Fleischessünde (German Edition)
Keiner von beiden wusste, wo sich ihre Partnerinnen befanden. Sie waren fest entschlossen, beim großen Treffen Näheres über ihren Aufenthalt zu erfahren. Denn sie waren überzeugt, dass einer der Unterweltfürsten für das Verschwinden von Roxy und Naphré verantwortlich war. Wo, wenn nicht hier, wo alle Mächtigen der Unterwelt versammelt waren, sollte man herausfinden können, was hier gespielt wurde?
Übereinstimmend hatten Alastor und Dagan berichtet, dass es beim Verschwinden der beiden Frauen weder Kampfspuren gegeben hatte noch irgendwelche Hinweise, die auf das Wirken übernatürlicher Kräfte deuteten.
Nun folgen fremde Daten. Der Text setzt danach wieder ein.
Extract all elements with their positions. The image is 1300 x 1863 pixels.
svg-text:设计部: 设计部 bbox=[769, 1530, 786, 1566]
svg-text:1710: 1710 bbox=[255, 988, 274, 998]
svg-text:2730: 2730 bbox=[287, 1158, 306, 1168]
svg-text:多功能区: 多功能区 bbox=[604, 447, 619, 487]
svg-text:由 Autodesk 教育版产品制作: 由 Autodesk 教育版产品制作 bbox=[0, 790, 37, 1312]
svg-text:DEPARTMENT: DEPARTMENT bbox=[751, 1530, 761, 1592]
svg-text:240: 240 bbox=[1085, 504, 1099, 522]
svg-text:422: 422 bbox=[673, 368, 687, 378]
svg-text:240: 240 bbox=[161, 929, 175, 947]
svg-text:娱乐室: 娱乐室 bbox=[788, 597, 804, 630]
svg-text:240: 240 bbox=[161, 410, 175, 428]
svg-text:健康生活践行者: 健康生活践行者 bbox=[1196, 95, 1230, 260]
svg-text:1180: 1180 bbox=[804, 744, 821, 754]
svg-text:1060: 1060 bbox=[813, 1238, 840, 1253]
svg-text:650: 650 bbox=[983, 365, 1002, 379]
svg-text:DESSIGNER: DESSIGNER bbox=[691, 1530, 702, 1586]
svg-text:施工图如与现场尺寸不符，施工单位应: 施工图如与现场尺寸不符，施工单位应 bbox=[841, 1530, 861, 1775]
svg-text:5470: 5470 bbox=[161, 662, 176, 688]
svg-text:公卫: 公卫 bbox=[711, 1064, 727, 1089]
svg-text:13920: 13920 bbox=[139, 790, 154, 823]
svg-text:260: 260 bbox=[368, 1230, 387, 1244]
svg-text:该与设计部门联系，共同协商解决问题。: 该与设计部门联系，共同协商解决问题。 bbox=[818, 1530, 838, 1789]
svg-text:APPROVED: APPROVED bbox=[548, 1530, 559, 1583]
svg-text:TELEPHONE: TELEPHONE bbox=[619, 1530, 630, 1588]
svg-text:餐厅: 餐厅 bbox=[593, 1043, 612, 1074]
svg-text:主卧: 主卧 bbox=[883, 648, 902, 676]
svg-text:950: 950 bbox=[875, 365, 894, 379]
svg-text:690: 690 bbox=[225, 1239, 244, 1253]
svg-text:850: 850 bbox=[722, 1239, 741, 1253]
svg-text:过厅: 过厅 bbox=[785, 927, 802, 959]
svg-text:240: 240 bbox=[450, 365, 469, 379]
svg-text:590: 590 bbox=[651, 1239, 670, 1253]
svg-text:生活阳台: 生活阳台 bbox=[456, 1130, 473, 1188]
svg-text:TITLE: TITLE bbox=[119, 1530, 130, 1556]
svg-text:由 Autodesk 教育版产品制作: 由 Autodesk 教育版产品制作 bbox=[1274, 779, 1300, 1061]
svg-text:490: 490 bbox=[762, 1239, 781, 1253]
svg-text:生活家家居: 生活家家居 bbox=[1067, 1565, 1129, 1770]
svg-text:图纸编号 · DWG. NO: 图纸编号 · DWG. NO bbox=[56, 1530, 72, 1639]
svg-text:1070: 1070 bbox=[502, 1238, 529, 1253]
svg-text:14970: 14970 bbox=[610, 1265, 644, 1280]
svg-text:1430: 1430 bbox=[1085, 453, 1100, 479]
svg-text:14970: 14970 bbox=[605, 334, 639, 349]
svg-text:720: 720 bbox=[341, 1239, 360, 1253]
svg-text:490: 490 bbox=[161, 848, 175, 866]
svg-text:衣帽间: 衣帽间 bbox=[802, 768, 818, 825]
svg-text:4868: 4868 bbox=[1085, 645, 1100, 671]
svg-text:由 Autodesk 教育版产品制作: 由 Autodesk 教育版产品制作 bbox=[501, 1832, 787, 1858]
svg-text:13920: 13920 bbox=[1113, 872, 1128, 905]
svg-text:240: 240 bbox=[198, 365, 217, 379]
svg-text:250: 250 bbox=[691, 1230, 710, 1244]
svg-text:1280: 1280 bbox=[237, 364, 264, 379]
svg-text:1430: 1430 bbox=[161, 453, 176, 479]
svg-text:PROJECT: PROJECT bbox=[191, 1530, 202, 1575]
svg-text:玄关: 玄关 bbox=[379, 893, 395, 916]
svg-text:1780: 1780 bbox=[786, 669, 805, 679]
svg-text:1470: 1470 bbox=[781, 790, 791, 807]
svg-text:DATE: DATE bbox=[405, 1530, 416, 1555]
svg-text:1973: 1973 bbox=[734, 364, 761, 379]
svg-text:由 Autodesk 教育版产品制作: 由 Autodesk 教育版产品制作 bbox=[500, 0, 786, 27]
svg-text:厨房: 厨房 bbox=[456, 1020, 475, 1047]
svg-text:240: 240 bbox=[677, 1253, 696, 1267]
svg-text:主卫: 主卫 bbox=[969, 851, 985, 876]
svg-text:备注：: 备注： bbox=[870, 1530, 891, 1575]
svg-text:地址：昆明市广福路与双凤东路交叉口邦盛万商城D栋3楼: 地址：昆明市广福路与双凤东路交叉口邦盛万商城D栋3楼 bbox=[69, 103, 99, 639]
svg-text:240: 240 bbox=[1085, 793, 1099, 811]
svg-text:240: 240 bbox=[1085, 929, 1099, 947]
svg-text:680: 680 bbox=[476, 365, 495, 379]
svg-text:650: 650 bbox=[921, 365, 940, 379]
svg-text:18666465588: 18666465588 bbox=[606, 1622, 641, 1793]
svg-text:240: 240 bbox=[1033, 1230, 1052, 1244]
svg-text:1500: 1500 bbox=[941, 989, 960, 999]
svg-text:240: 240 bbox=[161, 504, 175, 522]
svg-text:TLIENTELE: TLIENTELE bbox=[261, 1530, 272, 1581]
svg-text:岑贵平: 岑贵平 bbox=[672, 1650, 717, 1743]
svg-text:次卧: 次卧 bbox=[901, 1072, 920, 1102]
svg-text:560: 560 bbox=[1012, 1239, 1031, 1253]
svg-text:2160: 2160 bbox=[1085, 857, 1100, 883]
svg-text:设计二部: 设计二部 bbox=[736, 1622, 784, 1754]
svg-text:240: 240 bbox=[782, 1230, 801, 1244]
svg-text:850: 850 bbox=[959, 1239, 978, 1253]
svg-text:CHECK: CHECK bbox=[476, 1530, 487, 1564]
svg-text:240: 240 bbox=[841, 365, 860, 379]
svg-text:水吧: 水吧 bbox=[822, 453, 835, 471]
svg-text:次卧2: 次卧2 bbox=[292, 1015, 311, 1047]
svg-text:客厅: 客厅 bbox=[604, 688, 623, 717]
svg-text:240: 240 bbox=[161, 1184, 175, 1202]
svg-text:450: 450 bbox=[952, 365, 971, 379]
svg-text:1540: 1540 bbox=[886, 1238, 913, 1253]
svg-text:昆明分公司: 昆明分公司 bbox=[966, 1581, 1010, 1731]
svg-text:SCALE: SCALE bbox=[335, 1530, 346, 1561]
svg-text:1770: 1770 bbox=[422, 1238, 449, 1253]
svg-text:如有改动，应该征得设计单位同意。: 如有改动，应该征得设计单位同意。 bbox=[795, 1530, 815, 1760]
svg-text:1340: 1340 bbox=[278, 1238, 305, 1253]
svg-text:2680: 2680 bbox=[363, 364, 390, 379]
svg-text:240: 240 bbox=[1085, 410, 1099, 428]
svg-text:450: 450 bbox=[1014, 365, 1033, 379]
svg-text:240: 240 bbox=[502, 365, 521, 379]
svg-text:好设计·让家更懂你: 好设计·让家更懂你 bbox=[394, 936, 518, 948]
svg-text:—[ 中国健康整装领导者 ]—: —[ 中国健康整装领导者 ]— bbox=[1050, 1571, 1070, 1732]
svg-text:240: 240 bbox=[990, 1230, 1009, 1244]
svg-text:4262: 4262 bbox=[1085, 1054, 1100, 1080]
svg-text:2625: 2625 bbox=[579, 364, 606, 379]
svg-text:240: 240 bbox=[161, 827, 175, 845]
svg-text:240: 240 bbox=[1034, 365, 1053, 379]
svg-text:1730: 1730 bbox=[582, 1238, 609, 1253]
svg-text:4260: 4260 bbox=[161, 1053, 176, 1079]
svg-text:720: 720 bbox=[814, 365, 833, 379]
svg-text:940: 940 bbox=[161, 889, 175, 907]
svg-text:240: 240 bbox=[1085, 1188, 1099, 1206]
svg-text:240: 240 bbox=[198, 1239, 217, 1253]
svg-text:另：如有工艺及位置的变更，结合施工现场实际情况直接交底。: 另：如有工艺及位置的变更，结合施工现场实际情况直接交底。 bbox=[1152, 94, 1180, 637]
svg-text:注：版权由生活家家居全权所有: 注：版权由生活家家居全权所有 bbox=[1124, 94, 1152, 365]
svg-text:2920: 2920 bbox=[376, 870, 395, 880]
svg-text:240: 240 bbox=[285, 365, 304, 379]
Beinahe sah es so aus, als wären die beiden Frauen ihren Entführern freiwillig gefolgt, was jedoch vollkommen widersinnig erschien.
War die Geduld eine der wenigen Tugenden, die Malthus auszeichneten, war es bei Sutekh seine Pünktlichkeit. Er war schon angekommen, was als Gastgeber des Treffens sein gutes Recht, aber auch seine Pflicht war. Sein Zelt stand ein wenig abseits von den anderen, die er zur Aufnahme der in Kürze zu erwartenden Gäste hatte errichten lassen.
Sobald das Boot angelegt hatte, erloschen die Flammen auf dem Fluss. Das Wasser war ruhig und klar wie zuvor.
Alastor und Dagan gingen zuerst an Land, dann folgten Malthus und zuletzt Calliope. Malthus war im ersten Augenblick ein wenig erstaunt zu sehen, wie Dagan Calliopes Hand nahm und sie kurz freundschaftlich drückte. Aber so erstaunlich war es auch nicht, teilten beide doch die Sorge um Roxy.
„Du weichst keinen Schritt von meiner Seite“, ermahnte Malthus sie.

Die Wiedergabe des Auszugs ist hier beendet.